9/11 ... 1910

Bernard Porter points out similarities and contrasts between terrorism then and now.

The picture on this page shows an aircraft hi-jacked by anarchists and loaded with dynamite attacking the tallest New York skyscraper of its day. ‘Ground zero’ is in the foreground. The year is 1910. The peculiar shape of the aircraft is  due to the fact that they have hardly been invented yet. It is taken from George Glendon’s The Emperor of the Air (1910), one of a number of sensational novels based on this kind of theme that came out around the end of the nineteenth and the beginning of the twentieth century.

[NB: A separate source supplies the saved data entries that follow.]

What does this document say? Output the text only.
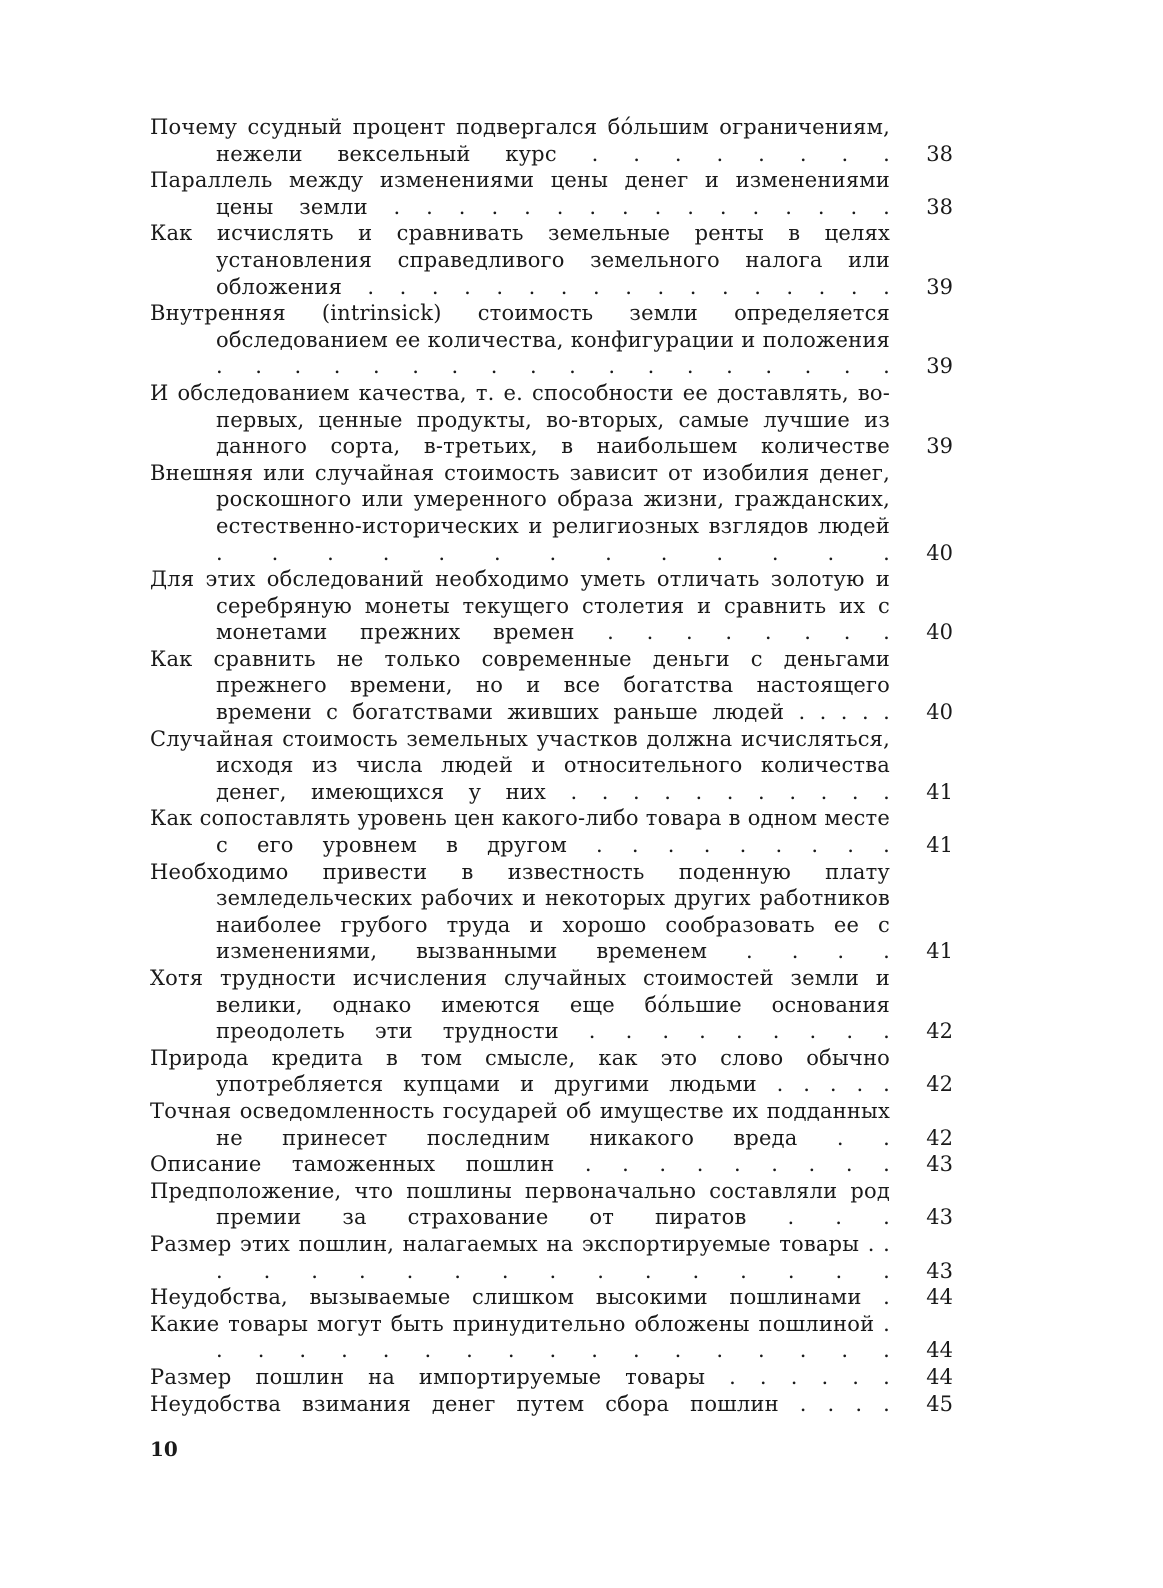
Почему ссудный процент подвергался бо́льшим ограничениям, нежели вексельный курс . . . . . . . .	38
Параллель между изменениями цены денег и изменениями цены земли . . . . . . . . . . . . . . . .	38
Как исчислять и сравнивать земельные ренты в целях установления справедливого земельного налога или обложения . . . . . . . . . . . . . . . . .	39
Внутренняя (intrinsick) стоимость земли определяется обследованием ее количества, конфигурации и положения . . . . . . . . . . . . . . . . . .	39
И обследованием качества, т. е. способности ее доставлять, во-первых, ценные продукты, во-вторых, самые лучшие из данного сорта, в-третьих, в наибольшем количестве	39
Внешняя или случайная стоимость зависит от изобилия денег, роскошного или умеренного образа жизни, гражданских, естественно-исторических и религиозных взглядов людей . . . . . . . . . . . . .	40
Для этих обследований необходимо уметь отличать золотую и серебряную монеты текущего столетия и сравнить их с монетами прежних времен . . . . . . . .	40
Как сравнить не только современные деньги с деньгами прежнего времени, но и все богатства настоящего времени с богатствами живших раньше людей . . . . .	40
Случайная стоимость земельных участков должна исчисляться, исходя из числа людей и относительного количества денег, имеющихся у них . . . . . . . . . . .	41
Как сопоставлять уровень цен какого-либо товара в одном месте с его уровнем в другом . . . . . . . . .	41
Необходимо привести в известность поденную плату земледельческих рабочих и некоторых других работников наиболее грубого труда и хорошо сообразовать ее с изменениями, вызванными временем . . . .	41
Хотя трудности исчисления случайных стоимостей земли и велики, однако имеются еще бо́льшие основания преодолеть эти трудности . . . . . . . . .	42
Природа кредита в том смысле, как это слово обычно употребляется купцами и другими людьми . . . . .	42
Точная осведомленность государей об имуществе их подданных не принесет последним никакого вреда . .	42
Описание таможенных пошлин . . . . . . . . .	43
Предположение, что пошлины первоначально составляли род премии за страхование от пиратов . . .	43
Размер этих пошлин, налагаемых на экспортируемые товары . . . . . . . . . . . . . . . . .	43
Неудобства, вызываемые слишком высокими пошлинами .	44
Какие товары могут быть принудительно обложены пошлиной . . . . . . . . . . . . . . . . . .	44
Размер пошлин на импортируемые товары . . . . . .	44
Неудобства взимания денег путем сбора пошлин . . . .	45
10
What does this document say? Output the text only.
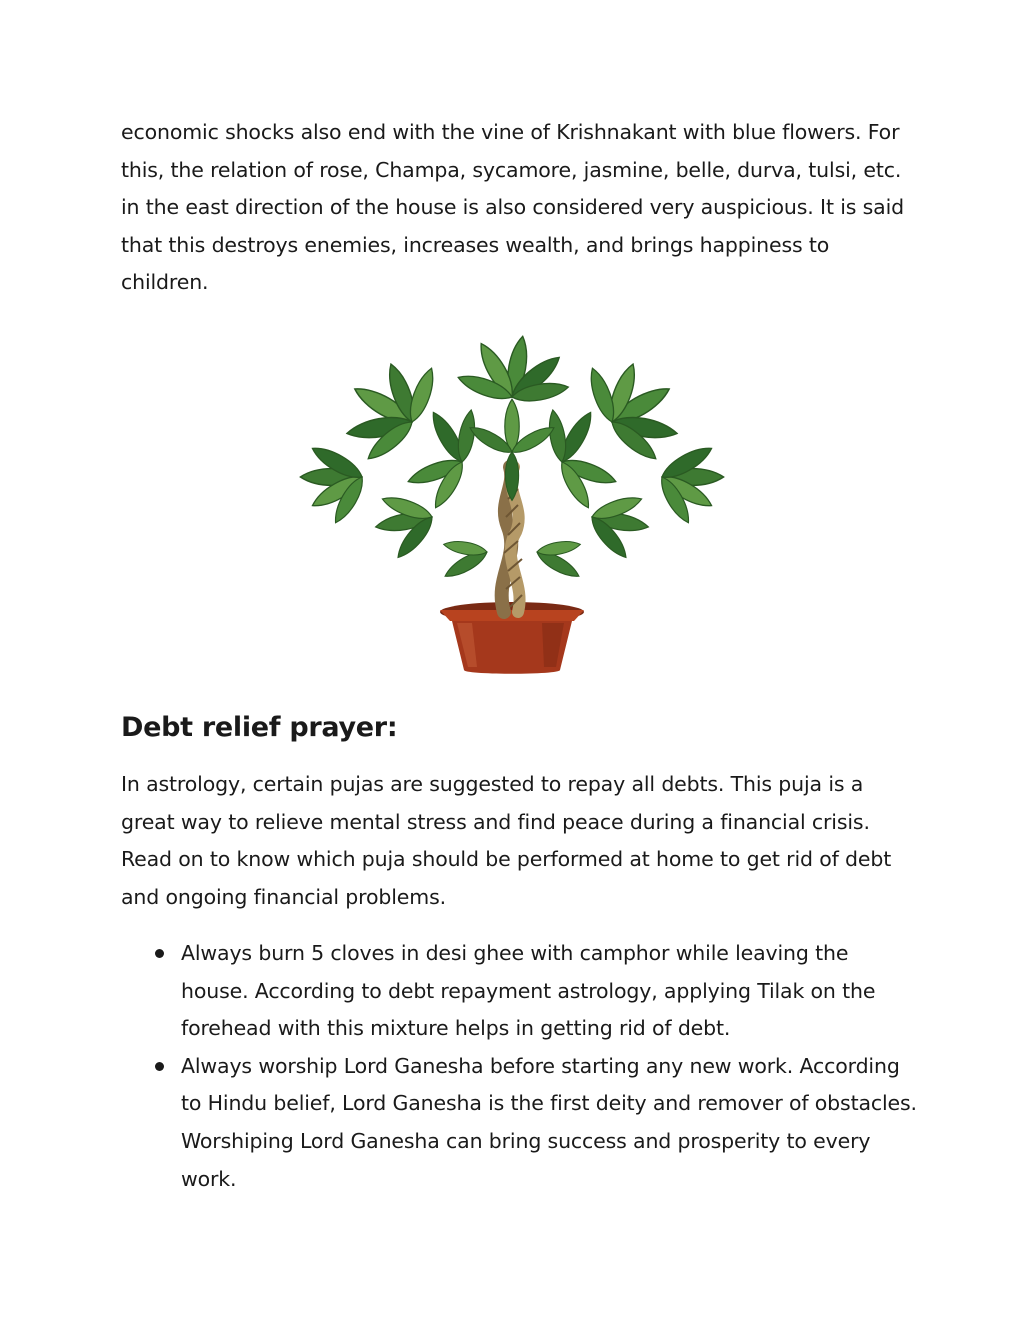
economic shocks also end with the vine of Krishnakant with blue flowers. For this, the relation of rose, Champa, sycamore, jasmine, belle, durva, tulsi, etc. in the east direction of the house is also considered very auspicious. It is said that this destroys enemies, increases wealth, and brings happiness to children.

Debt relief prayer:

In astrology, certain pujas are suggested to repay all debts. This puja is a great way to relieve mental stress and find peace during a financial crisis. Read on to know which puja should be performed at home to get rid of debt and ongoing financial problems.

Always burn 5 cloves in desi ghee with camphor while leaving the house. According to debt repayment astrology, applying Tilak on the forehead with this mixture helps in getting rid of debt.
Always worship Lord Ganesha before starting any new work. According to Hindu belief, Lord Ganesha is the first deity and remover of obstacles. Worshiping Lord Ganesha can bring success and prosperity to every work.
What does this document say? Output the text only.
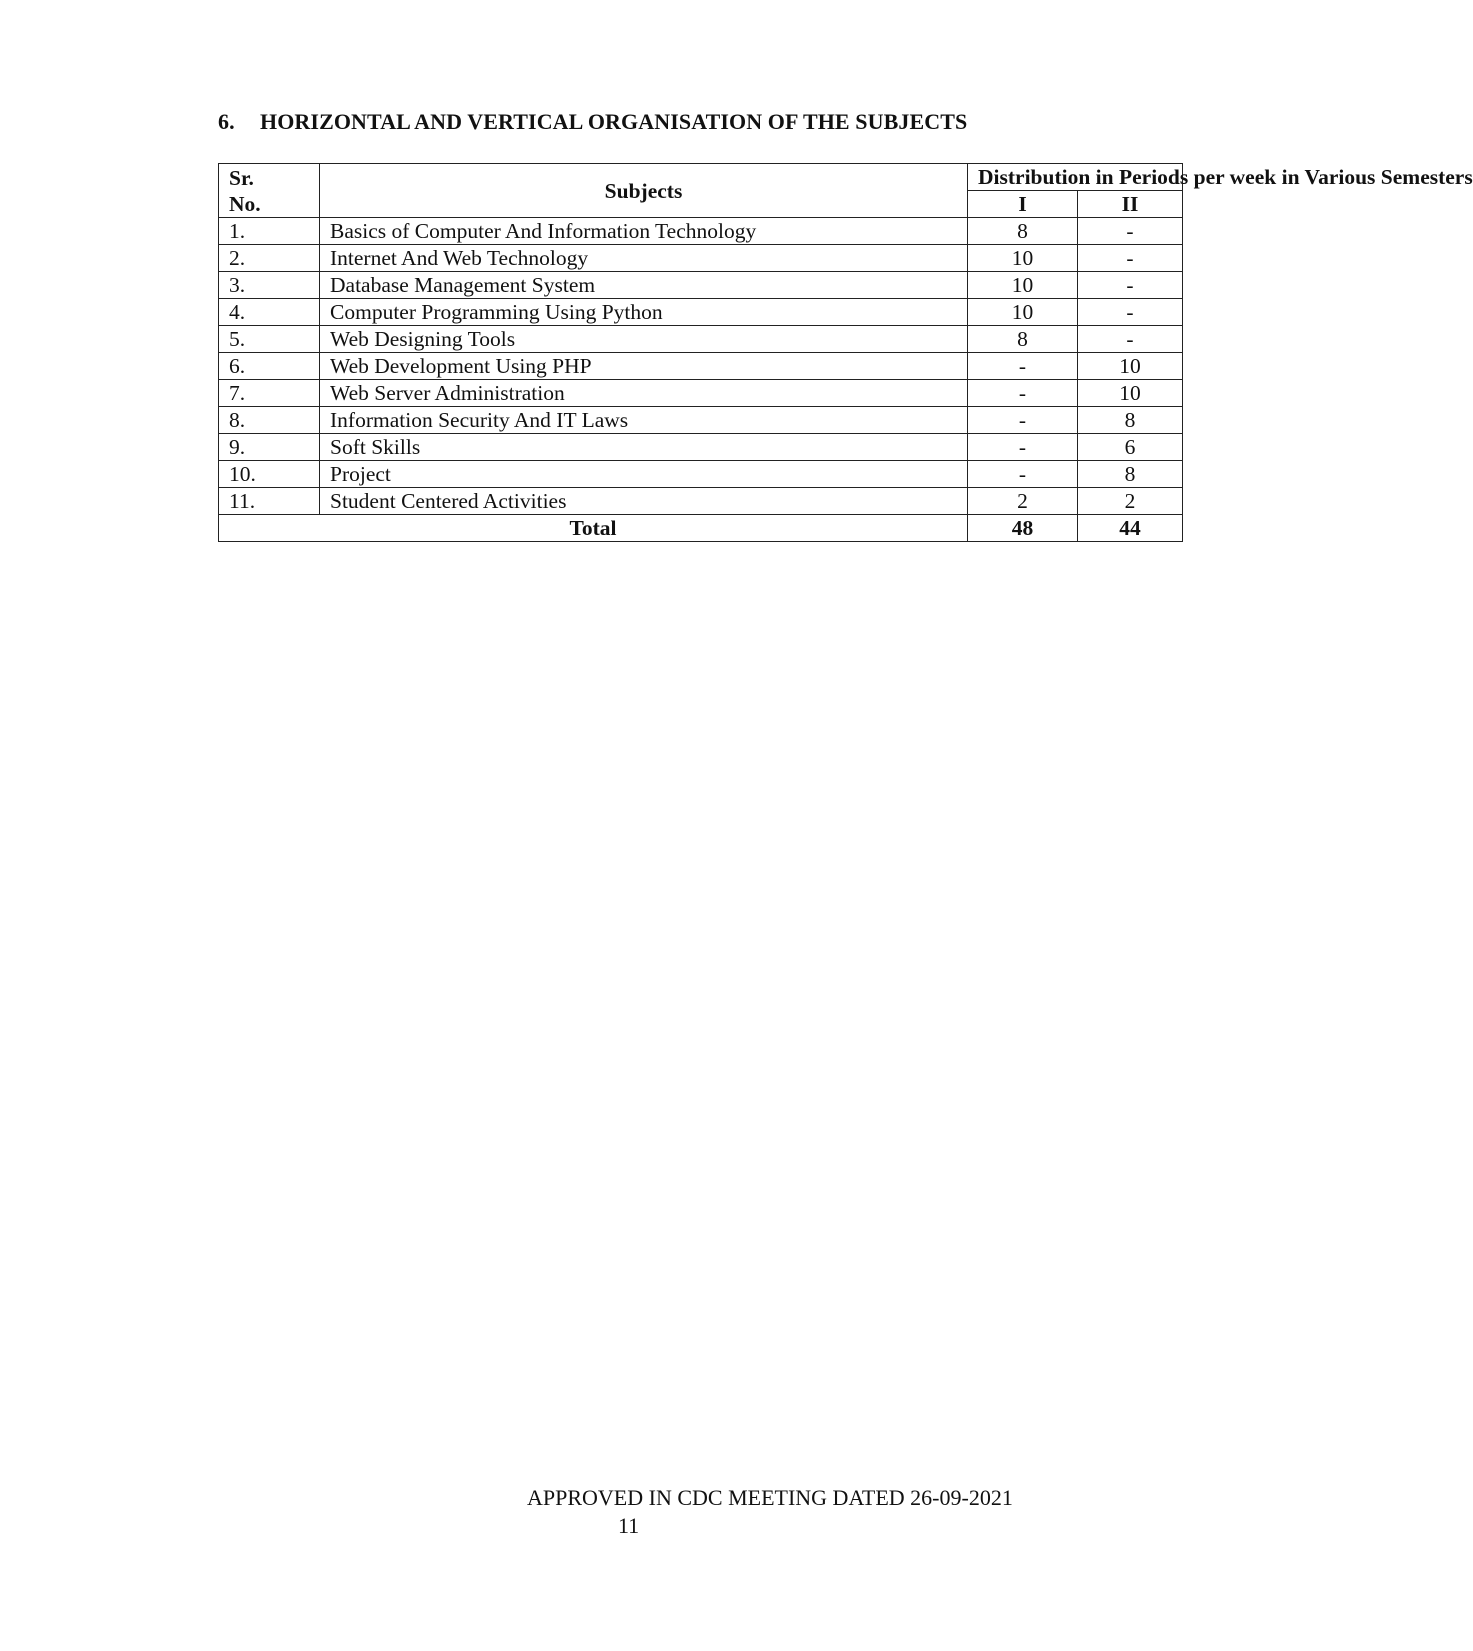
6. HORIZONTAL AND VERTICAL ORGANISATION OF THE SUBJECTS
Sr.
No.	Subjects	Distribution in Periods per week in Various Semesters	
		I	II
1.	Basics of Computer And Information Technology	8	-
2.	Internet And Web Technology	10	-
3.	Database Management System	10	-
4.	Computer Programming Using Python	10	-
5.	Web Designing Tools	8	-
6.	Web Development Using PHP	-	10
7.	Web Server Administration	-	10
8.	Information Security And IT Laws	-	8
9.	Soft Skills	-	6
10.	Project	-	8
11.	Student Centered Activities	2	2
Total		48	44
APPROVED IN CDC MEETING DATED 26-09-2021
11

Similar illustrations abound. Not London Bridge but Big Ben is seen to be falling down in E. Douglas Fawcett’s Hartmann the Anarchist, or the Doom of a Great City , published in 1893 but set in 1920. Other novels of this genre – by the likes of Donald Mackay, Fergus Hume and W.L. Alden – feature a Fenian ‘super-gun’ that can bombard Britain from the eastern seaboard of America; bombs exploding on the London underground; anthrax bacilli put into the water systems of Britain’s great cities; and a ‘dirty bomb’ that kills everyone in London without destroying buildings. Almost all the terrors that afflict us at the beginning of the present century, in fact, were anticipated in the cheap fiction of a hundred years ago.